According with the last statement, the research carried out by Surana et al. in 2017, in which they applied a survey scale to measure the clinical aptitudes and pharmacological knowledge of the medical residents from the Nephrology subspecialty, reflected that the competence level of the medical residents was above 90%, which contrasts with our results were we only reached a score of 54.8%.(23) The low results in our sample could be explained with what is exposed by Morena-Segura et al., who described that a low level of medical knowledge, or clinical skills, is due to a lack of clinical and practical integration,(21) which can only be achieved when the physicians enters a more specialized educational level.(8)

However, another cross-sectional study, carried out by Casas et al., where the clinical aptitude of Family Physicians of the Mexican Institute of Social Security was evaluated, showed us that the knowledge and detection of degenerative diseases such as CKD was two times lower, compared to the G3’s clinical competence. The reason for this contrast may be due to the fact that the research by Casas et al. used a survey that evaluated the clinical knowledge of physicians according to the Mexican Clinical Practice Guidelines, which differs greatly from the evidence-based medical instrument that we applied, and is more based on the correct application of pre-established medical guidelines.(24)

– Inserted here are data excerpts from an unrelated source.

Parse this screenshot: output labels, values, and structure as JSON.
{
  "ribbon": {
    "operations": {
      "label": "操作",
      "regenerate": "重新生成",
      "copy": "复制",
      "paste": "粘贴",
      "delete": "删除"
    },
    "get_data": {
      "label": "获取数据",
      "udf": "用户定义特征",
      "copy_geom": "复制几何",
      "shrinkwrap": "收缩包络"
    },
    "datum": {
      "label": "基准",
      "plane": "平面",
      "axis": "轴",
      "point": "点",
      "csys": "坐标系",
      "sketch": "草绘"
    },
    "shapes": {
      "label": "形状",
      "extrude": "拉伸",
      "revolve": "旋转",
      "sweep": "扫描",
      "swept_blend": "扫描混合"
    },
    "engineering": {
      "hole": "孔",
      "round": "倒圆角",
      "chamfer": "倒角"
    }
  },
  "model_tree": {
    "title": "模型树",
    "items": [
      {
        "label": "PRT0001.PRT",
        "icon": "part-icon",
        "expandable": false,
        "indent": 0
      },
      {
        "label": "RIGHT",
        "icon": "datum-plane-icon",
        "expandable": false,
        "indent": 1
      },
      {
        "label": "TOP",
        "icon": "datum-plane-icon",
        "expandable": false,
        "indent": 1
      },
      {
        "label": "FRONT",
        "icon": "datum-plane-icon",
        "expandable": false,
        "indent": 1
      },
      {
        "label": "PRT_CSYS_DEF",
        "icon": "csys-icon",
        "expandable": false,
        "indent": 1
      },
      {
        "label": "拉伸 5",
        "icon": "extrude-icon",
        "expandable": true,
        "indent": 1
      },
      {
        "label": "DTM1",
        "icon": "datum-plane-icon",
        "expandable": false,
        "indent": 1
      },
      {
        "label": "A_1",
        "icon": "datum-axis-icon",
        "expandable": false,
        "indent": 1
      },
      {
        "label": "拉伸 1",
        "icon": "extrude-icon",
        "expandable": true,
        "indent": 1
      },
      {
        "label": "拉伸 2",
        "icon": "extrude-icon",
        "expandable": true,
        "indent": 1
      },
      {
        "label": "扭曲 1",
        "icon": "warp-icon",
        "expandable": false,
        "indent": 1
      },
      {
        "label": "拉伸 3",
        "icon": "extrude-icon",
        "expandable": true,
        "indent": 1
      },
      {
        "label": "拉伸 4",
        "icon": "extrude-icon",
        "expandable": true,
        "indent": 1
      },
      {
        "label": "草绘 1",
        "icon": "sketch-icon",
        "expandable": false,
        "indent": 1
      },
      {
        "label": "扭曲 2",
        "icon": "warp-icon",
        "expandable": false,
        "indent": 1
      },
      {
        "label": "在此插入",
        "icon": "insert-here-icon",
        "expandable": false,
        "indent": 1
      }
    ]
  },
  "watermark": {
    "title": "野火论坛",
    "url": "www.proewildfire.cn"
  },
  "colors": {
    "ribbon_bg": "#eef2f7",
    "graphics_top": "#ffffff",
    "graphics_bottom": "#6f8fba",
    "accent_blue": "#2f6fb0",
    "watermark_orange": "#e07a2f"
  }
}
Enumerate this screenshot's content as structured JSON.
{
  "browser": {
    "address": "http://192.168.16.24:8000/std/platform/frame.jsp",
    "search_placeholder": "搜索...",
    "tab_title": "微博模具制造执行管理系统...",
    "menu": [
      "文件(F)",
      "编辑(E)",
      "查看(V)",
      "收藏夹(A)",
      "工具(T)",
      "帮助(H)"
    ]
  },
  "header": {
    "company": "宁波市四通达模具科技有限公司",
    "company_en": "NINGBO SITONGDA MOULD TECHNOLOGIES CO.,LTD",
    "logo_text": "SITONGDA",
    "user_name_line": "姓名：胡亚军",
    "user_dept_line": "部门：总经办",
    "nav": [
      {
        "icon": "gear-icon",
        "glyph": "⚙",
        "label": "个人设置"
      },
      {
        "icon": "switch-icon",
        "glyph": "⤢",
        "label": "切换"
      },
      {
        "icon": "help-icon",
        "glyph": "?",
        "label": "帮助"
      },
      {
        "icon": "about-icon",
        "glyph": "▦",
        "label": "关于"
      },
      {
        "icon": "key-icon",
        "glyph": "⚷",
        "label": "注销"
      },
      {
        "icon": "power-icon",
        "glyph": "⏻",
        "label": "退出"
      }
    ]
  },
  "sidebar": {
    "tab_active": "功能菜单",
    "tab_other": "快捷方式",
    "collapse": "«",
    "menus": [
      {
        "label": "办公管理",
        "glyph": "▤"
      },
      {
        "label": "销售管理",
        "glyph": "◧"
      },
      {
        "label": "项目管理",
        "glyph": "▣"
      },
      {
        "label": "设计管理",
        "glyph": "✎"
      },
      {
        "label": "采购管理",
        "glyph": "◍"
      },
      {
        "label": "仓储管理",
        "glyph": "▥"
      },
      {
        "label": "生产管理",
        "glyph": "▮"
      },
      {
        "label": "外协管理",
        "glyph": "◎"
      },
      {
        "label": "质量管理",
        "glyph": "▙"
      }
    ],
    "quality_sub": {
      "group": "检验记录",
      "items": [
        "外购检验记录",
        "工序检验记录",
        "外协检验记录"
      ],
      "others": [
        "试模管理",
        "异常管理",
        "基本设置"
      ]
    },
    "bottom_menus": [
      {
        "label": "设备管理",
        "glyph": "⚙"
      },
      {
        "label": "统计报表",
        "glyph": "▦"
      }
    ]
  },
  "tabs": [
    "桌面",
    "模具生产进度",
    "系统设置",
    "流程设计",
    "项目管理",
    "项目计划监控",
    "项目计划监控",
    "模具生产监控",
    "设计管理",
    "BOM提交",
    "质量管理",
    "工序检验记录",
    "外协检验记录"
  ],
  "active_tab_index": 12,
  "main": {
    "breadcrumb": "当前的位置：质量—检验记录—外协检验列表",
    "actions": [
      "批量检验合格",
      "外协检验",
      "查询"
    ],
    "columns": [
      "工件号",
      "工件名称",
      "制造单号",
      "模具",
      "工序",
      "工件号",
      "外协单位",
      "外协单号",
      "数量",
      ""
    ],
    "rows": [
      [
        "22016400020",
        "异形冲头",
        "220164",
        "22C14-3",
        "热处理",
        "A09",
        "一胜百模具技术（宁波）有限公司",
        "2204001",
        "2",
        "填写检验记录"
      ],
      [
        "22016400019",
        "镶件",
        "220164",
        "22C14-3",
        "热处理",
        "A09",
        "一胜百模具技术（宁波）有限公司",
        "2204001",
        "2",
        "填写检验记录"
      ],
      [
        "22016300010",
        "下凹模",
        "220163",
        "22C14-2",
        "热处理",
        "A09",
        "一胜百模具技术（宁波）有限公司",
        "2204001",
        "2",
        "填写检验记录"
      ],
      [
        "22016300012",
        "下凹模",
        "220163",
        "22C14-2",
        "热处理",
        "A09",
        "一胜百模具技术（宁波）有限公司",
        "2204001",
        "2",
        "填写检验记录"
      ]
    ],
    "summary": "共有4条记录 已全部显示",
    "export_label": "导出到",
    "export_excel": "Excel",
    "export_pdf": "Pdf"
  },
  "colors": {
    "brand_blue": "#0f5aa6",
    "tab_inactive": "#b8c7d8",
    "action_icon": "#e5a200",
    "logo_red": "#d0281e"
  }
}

Taking these comparisons into account, one of the advantages that come from our research is the detection of the percentage of students that reached a competent level, which was higher in the medical intern group than in the other one. Likewise, despite the fact that is reported that the Dreyfus model only reaches a competent level in undergraduate students –(Which explains why only 23 students achieved a professional level, and only four an expert level),(6) the usefulness of our results allowed us to understand the current level of clinical competencies that the students of Lamar University have throughout their education curriculum, which could also enable for the identification of educational deficiencies, that could be solved by the implementation of additional courses that seek to increase clinical and theoretical skills about CKD.

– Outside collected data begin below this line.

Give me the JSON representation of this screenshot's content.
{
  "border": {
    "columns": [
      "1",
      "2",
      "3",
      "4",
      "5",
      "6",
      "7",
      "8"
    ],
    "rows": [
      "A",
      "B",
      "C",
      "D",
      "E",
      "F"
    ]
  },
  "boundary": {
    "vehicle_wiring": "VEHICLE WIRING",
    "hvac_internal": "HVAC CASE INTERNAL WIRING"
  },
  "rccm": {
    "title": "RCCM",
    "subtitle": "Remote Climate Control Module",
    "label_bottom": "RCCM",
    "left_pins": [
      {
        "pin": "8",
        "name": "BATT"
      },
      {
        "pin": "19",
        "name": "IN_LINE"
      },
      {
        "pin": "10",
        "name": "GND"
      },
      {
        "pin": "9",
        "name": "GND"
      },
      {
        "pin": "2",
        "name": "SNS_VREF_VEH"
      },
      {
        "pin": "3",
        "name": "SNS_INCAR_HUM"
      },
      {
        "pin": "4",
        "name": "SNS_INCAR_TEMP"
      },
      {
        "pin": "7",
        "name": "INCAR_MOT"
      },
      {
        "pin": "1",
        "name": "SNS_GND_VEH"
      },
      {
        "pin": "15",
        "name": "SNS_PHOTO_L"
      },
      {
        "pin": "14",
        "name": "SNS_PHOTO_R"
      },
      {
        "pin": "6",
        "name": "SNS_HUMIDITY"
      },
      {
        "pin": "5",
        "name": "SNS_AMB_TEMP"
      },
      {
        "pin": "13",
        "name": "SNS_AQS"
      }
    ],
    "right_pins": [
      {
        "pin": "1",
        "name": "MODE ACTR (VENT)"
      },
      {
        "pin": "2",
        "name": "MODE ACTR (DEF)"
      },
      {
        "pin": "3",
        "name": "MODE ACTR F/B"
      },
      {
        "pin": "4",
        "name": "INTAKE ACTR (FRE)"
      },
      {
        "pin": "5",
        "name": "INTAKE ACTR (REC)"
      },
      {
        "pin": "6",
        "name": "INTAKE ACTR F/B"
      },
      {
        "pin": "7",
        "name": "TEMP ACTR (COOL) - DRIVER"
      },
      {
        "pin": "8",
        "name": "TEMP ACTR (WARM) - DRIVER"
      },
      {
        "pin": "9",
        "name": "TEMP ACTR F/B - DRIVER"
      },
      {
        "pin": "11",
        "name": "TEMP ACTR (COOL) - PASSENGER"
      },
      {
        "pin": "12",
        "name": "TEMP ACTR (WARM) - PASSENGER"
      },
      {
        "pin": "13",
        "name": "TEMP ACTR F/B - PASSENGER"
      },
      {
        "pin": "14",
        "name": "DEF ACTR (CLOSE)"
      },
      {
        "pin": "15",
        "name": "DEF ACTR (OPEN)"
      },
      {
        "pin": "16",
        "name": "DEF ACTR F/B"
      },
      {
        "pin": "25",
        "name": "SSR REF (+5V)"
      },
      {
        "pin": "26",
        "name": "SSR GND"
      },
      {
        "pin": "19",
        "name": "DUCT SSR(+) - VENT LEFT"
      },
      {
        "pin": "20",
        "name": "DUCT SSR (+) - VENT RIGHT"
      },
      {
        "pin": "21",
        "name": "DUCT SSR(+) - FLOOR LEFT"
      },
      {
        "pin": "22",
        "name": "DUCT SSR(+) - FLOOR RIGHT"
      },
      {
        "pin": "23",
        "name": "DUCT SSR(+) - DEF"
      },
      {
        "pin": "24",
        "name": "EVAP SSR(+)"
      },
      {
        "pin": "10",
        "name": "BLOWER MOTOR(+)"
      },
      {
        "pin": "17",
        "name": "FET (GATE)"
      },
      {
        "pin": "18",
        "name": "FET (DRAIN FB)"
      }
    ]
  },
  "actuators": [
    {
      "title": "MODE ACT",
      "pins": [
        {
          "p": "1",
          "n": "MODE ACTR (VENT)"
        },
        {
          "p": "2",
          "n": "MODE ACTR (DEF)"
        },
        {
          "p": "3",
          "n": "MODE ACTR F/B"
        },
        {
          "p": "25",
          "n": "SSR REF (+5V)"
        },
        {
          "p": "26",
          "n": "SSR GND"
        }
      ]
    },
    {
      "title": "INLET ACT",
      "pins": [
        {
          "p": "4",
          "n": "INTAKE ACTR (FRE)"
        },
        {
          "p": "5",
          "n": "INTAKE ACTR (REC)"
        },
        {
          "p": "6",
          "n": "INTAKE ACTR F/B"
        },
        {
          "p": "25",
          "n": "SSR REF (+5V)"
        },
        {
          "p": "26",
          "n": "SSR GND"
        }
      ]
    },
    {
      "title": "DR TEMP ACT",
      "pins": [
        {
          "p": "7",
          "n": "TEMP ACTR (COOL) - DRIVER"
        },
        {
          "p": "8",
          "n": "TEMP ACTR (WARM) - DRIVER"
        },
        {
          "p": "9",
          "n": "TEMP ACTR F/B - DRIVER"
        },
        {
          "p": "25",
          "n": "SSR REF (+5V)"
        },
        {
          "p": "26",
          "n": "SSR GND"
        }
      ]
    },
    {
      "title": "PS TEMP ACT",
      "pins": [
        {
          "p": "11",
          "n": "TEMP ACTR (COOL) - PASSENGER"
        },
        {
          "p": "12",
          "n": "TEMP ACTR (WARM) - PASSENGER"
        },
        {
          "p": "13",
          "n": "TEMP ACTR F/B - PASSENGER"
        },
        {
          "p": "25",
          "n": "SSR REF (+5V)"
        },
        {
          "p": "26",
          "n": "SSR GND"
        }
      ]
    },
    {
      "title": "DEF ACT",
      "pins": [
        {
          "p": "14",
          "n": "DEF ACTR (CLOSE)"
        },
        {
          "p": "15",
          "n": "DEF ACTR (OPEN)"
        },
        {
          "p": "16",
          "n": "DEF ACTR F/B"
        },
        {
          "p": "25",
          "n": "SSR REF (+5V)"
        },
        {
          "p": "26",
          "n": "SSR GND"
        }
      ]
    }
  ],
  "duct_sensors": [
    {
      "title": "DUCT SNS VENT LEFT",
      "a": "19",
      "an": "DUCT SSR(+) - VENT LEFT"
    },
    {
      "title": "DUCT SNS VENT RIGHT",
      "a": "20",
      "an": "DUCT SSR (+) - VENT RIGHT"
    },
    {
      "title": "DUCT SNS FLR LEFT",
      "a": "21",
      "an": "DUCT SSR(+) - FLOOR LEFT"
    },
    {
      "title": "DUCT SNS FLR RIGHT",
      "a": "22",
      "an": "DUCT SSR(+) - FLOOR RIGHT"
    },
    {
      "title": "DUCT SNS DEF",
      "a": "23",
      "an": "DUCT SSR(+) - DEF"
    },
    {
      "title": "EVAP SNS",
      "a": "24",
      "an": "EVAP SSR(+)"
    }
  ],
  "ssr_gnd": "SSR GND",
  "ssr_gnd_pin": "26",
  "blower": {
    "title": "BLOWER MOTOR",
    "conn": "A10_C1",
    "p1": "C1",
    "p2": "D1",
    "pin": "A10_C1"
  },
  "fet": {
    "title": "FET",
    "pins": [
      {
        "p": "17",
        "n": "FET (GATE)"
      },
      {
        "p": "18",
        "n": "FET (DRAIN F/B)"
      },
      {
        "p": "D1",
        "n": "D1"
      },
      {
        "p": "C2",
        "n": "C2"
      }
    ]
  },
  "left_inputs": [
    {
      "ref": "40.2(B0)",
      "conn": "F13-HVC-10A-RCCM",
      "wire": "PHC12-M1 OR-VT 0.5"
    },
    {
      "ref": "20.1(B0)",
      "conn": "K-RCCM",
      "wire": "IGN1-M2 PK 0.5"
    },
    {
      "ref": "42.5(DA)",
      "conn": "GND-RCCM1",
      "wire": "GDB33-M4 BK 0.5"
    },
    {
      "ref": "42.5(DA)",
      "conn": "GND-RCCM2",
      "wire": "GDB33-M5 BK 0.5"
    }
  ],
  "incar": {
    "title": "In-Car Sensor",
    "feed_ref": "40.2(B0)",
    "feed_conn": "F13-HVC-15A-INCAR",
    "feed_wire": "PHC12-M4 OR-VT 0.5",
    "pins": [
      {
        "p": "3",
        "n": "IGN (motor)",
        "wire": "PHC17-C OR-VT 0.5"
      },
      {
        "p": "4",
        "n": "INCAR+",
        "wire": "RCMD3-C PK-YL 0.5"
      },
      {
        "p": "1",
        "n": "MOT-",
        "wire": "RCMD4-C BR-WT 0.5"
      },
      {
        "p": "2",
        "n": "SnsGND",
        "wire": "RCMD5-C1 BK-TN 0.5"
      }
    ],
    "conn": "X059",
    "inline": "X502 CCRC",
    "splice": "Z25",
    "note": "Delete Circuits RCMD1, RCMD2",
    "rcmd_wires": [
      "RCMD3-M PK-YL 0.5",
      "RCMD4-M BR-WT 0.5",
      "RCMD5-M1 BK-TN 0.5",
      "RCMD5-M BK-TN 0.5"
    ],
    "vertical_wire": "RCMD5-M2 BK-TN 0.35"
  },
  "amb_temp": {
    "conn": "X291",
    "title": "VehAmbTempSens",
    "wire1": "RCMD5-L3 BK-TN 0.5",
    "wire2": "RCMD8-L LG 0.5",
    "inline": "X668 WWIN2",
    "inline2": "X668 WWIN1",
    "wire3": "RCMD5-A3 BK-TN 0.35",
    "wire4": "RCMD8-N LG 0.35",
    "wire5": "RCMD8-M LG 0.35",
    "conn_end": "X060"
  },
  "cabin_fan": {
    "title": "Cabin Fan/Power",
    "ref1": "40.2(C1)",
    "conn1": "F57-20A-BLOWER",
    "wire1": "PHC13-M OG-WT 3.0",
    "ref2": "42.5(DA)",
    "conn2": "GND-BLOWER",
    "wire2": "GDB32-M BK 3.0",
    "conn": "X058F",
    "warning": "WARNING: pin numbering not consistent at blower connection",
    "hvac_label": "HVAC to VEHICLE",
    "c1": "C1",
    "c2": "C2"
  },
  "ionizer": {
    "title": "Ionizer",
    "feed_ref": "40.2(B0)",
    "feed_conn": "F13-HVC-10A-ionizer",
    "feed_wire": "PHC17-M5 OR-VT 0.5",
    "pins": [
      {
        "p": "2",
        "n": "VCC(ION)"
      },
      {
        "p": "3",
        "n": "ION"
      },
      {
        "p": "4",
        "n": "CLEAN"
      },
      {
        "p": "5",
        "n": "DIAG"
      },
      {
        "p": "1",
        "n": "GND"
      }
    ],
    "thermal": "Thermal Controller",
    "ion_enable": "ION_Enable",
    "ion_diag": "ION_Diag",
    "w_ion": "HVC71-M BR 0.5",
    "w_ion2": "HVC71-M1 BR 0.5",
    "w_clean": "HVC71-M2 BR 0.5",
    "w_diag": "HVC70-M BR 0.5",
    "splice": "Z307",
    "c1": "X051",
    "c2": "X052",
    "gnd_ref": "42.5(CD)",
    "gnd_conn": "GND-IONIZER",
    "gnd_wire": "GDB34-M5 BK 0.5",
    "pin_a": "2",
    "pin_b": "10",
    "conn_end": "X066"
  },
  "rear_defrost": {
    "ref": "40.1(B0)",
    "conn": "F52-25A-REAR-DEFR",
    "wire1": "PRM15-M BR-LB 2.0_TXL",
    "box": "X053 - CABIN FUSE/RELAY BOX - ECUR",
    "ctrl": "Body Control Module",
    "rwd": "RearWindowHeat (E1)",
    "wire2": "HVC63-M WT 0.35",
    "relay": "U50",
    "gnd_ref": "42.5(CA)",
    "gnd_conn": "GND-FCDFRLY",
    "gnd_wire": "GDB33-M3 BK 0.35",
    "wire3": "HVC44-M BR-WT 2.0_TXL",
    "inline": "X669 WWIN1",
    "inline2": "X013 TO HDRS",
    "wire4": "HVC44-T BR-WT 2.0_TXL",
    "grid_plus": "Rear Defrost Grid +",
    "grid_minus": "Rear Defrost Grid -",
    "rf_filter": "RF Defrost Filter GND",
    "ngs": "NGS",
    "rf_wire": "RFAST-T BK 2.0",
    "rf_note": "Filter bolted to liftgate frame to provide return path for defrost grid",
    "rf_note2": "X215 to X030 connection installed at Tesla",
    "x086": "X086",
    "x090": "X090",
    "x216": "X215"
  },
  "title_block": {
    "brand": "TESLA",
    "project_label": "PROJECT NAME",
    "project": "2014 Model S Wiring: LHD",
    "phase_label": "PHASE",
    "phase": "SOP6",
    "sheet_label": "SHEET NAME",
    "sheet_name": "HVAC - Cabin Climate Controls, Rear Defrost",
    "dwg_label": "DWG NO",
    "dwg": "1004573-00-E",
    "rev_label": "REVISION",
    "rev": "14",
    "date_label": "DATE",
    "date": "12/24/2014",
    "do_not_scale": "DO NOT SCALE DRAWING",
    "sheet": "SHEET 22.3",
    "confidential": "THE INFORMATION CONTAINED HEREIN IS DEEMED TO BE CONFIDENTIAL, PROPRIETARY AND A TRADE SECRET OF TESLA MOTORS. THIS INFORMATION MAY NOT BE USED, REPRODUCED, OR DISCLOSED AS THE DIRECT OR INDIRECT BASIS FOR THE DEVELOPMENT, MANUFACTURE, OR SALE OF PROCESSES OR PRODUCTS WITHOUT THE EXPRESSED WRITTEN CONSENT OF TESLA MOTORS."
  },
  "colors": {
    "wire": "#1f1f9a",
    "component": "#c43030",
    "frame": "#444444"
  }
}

Yet, one of the main limitations that our research has results from the chosen research design, which does not allow us to prospectively observe the students, or understand any factors that conditions the results that we found –such as the cause for the percentage of students that acquire an expert level–. Additionally, the same limitation that the Dreyfus model has, amongst undergraduate students, demands the need to use other educational models to measure the student competencies. Taking this into account, and apart from the proposals discussed above, we suggest future studies that allow the use for prospective or even retrospective follow-ups of the students, in order to identify new educational areas of improvement.



This is the first study known by the authors in which the clinical competency of medical students regarding CKD was evaluated. We consider that the results obtained in the study were optimal, even though that the group with the highest scores –medical interns– didn’t have a complete approach to the clinical practice yet. However, the comparison with other national studies and against specialized physicians, allowed us to identify the clinical competence of the medical students from the Lamar University and find areas of opportunity that can be corrected, which could allow a correct diagnostic integration that results in the proper use of therapeutic resources and to the improvement of future health care practice.(25)


Conflict of interest: Authors declare no conflict of interest.